Sadly, in this case, it may be that marriage /needs/ to be defined by the government. As a civil union between two consenting adults, regardless of gender. Or else gay couples will never receive the government granted benefits that hetero couples do. Insurance? Tax breaks? Alimony and child support in the case of divorce? As long as gay couples don't get any of these, a gay marriage is a second-class handfasting.
And, is it just me, or do objections to gay marriage only prove that we have a long way to go to truly seperate Religion from the State?
My entire point is that the government must, by definition, define civil unions, and that that's the limit of what they should define, because ideally, the two are different matters. (Understand, please, that I am religious and, for me, marriage is a religious matter, and I believe firmly in government being kept out of it consequently.)

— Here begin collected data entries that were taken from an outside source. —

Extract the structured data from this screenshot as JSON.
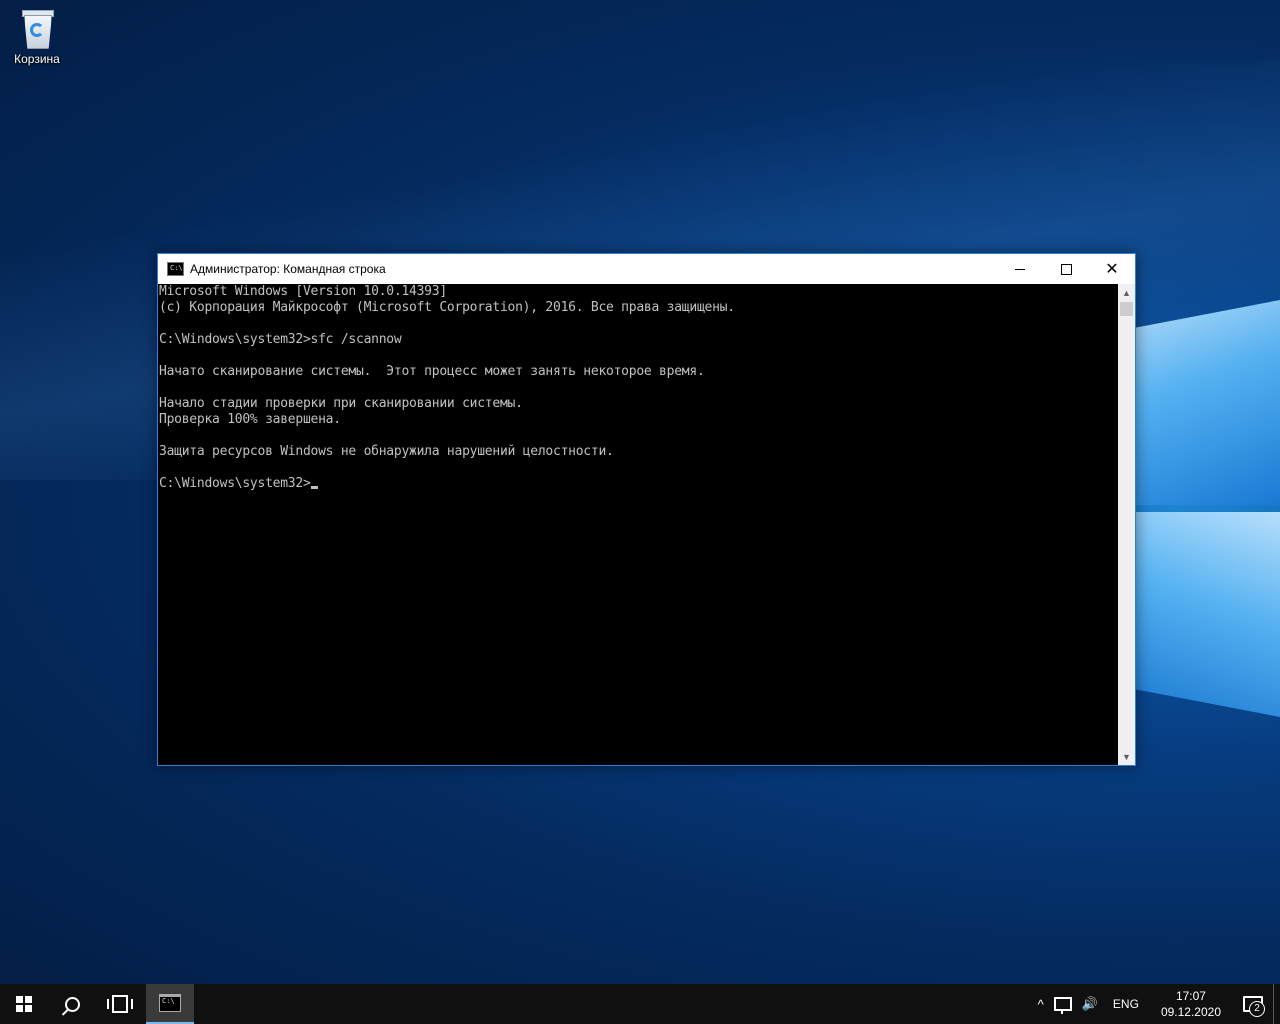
{
  "desktop": {
    "icons": [
      {
        "label": "Корзина",
        "icon": "recycle-bin-icon"
      }
    ]
  },
  "window": {
    "title": "Администратор: Командная строка",
    "icon": "cmd-icon",
    "controls": {
      "minimize": "minimize-icon",
      "maximize": "maximize-icon",
      "close": "✕"
    },
    "console_lines": [
      "Microsoft Windows [Version 10.0.14393]",
      "(c) Корпорация Майкрософт (Microsoft Corporation), 2016. Все права защищены.",
      "",
      "C:\\Windows\\system32>sfc /scannow",
      "",
      "Начато сканирование системы.  Этот процесс может занять некоторое время.",
      "",
      "Начало стадии проверки при сканировании системы.",
      "Проверка 100% завершена.",
      "",
      "Защита ресурсов Windows не обнаружила нарушений целостности.",
      "",
      "C:\\Windows\\system32>"
    ],
    "scrollbar": {
      "up": "▲",
      "down": "▼"
    }
  },
  "taskbar": {
    "start_icon": "windows-logo-icon",
    "search_icon": "search-icon",
    "task_view_icon": "task-view-icon",
    "pinned": [
      {
        "name": "cmd",
        "active": true
      }
    ],
    "tray": {
      "chevron": "^",
      "network_icon": "network-icon",
      "volume": "🔊",
      "language": "ENG",
      "time": "17:07",
      "date": "09.12.2020",
      "notifications_count": "2"
    }
  }
}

So no, I continue to think marriage should not be defined by the government, or used as a preqreuisite for anything, or indeed dealt with in any way by the government.

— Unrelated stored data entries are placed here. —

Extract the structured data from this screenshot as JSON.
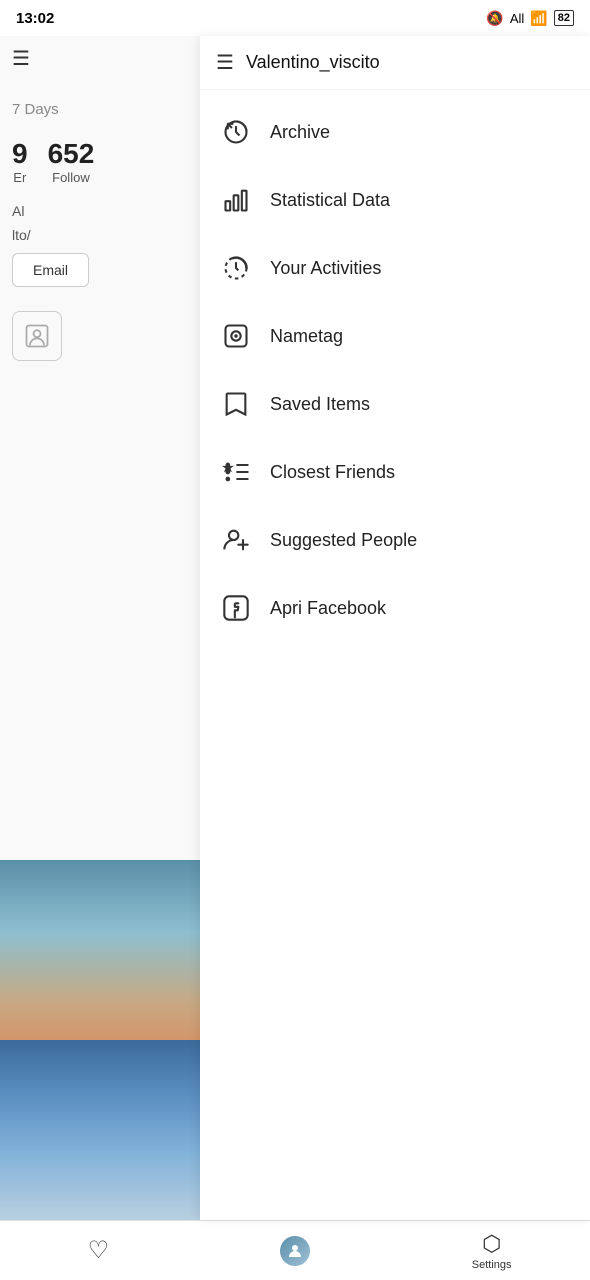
{
  "statusBar": {
    "time": "13:02",
    "networkType": "All",
    "batteryLevel": "82"
  },
  "profile": {
    "days_label": "7 Days",
    "stats": [
      {
        "number": "9",
        "label": "Er"
      },
      {
        "number": "652",
        "label": "Follow"
      }
    ],
    "label_al": "Al",
    "label_lto": "lto/",
    "email_button": "Email"
  },
  "dropdown": {
    "username": "Valentino_viscito",
    "menu_items": [
      {
        "id": "archive",
        "label": "Archive",
        "icon": "archive"
      },
      {
        "id": "statistical-data",
        "label": "Statistical Data",
        "icon": "bar-chart"
      },
      {
        "id": "your-activities",
        "label": "Your Activities",
        "icon": "activity"
      },
      {
        "id": "nametag",
        "label": "Nametag",
        "icon": "nametag"
      },
      {
        "id": "saved-items",
        "label": "Saved Items",
        "icon": "bookmark"
      },
      {
        "id": "closest-friends",
        "label": "Closest Friends",
        "icon": "star-list"
      },
      {
        "id": "suggested-people",
        "label": "Suggested People",
        "icon": "add-person"
      },
      {
        "id": "apri-facebook",
        "label": "Apri Facebook",
        "icon": "facebook"
      }
    ]
  },
  "bottomNav": {
    "items": [
      {
        "id": "heart",
        "icon": "♡",
        "label": ""
      },
      {
        "id": "profile",
        "icon": "👤",
        "label": ""
      },
      {
        "id": "settings",
        "icon": "⬡",
        "label": "Settings"
      }
    ]
  }
}
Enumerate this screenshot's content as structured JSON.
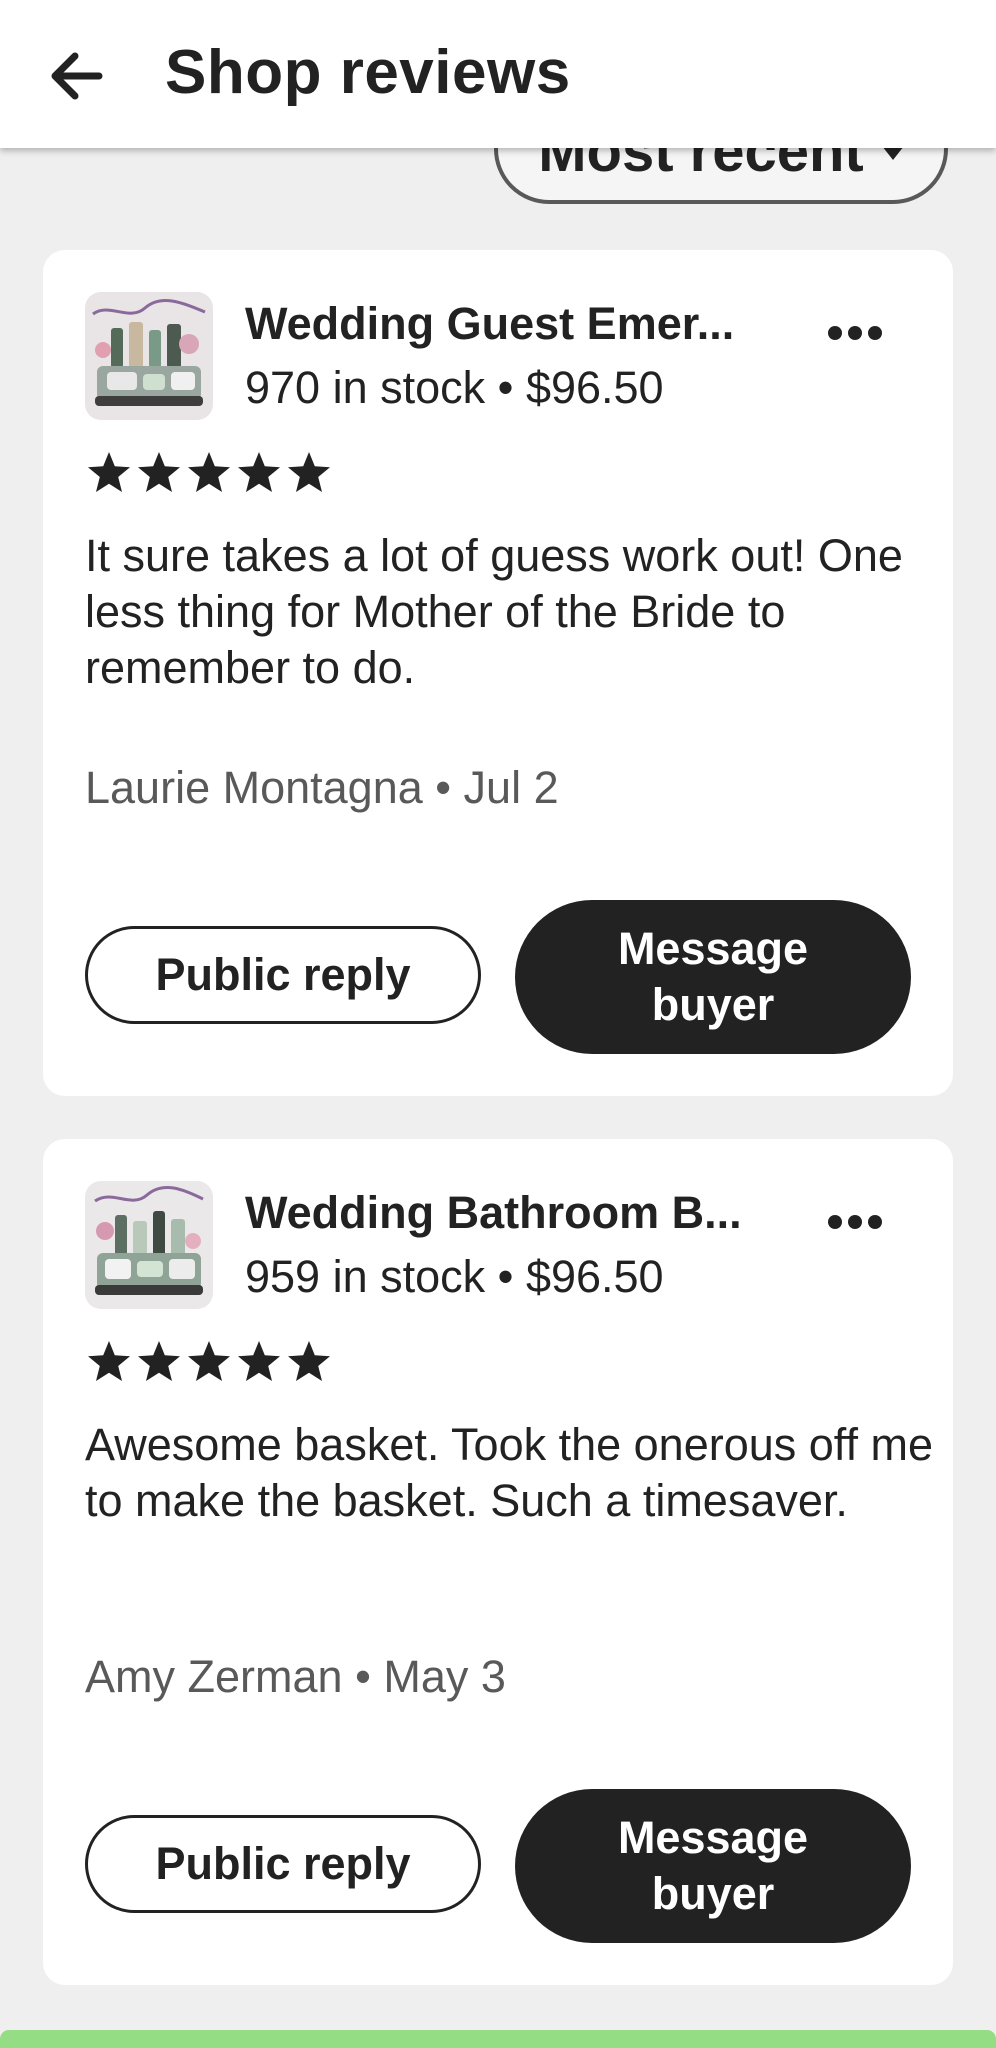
{
  "header": {
    "back_icon": "arrow-left-icon",
    "title": "Shop reviews"
  },
  "sort": {
    "label": "Most recent",
    "icon": "caret-down-icon"
  },
  "reviews": [
    {
      "listing_title": "Wedding Guest Emer...",
      "stock": "970 in stock",
      "separator": "•",
      "price": "$96.50",
      "rating": 5,
      "text": "It sure takes a lot of guess work out! One less thing for Mother of the Bride to remember to do.",
      "reviewer": "Laurie Montagna",
      "date": "Jul 2",
      "public_reply_label": "Public reply",
      "message_buyer_label": "Message buyer"
    },
    {
      "listing_title": "Wedding Bathroom B...",
      "stock": "959 in stock",
      "separator": "•",
      "price": "$96.50",
      "rating": 5,
      "text": "Awesome basket. Took the onerous off me to make the basket. Such a timesaver.",
      "reviewer": "Amy Zerman",
      "date": "May 3",
      "public_reply_label": "Public reply",
      "message_buyer_label": "Message buyer"
    }
  ],
  "colors": {
    "background": "#efefef",
    "card": "#ffffff",
    "text_primary": "#222222",
    "text_secondary": "#595959",
    "button_dark": "#222222",
    "bottom_accent": "#94dd85"
  }
}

I see. We are at semantic loggerheads, then. I understand your point. Religion and state should be seperate. The government should not interfere in religion (though there are situations that IMHO should require interference, but they are not important to this discussion).
But a marriage performed by a religious leader is recognized in the same manner as one performed by the Justice of the Peace. Or the captain of a sea-going vessel. So are civil and religious unions the same, or different, in the eyes of the government?
In any case, I agree that the government should only define civil unions.